Kepala LLDIKTI Wilayah XV, Adrianus Amheka, mengatakan KKN Tematik GENTASKIN Batch II merupakan kelanjutan dari program yang telah dilaksanakan sebelumnya. Para peserta berasal dari berbagai disiplin ilmu, seperti kesehatan, pendidikan, pertanian, teknik, ekonomi, teknologi informasi, hukum, pemerintahan, hingga komunikasi.
Mahasiswa nantinya akan menjalankan berbagai kegiatan, di antaranya edukasi pencegahan stunting, pendampingan Posyandu, pemberdayaan UMKM, literasi keuangan, penguatan ketahanan pangan keluarga, perbaikan sanitasi lingkungan, digitalisasi desa, pendampingan administrasi pemerintahan desa, peningkatan literasi pendidikan, hingga promosi potensi desa.
Gubernur NTT Emanuel Melkiades Laka Lena menyambut baik pelaksanaan program tersebut.

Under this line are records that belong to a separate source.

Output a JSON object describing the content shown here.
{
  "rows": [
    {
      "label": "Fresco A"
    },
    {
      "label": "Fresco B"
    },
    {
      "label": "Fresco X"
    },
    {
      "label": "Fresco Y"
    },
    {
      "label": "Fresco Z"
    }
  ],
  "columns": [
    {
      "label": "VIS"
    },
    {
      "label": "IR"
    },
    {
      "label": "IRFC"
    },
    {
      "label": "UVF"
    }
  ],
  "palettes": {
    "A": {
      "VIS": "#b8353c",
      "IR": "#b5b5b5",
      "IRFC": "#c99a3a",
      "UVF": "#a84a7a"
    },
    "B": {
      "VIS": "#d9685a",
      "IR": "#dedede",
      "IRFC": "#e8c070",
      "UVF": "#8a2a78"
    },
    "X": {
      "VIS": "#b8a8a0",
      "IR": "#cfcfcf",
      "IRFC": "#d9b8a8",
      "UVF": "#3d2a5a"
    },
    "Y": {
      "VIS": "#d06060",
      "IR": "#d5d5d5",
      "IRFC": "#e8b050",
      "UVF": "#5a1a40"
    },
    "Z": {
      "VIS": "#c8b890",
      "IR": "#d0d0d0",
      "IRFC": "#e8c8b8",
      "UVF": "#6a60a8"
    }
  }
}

Ia berharap kolaborasi antara pemerintah daerah dan perguruan tinggi mampu menghasilkan solusi berbasis riset untuk mempercepat penyelesaian berbagai persoalan pembangunan di NTT.
Program Mahasiswa Berdampak KKN Tematik GENTASKIN juga menjadi wadah kolaborasi antara perguruan tinggi, pemerintah daerah, kementerian dan lembaga, dunia usaha, dunia industri, serta berbagai mitra pembangunan dalam menciptakan pengabdian kepada masyarakat yang berkelanjutan dan berdampak langsung bagi warga.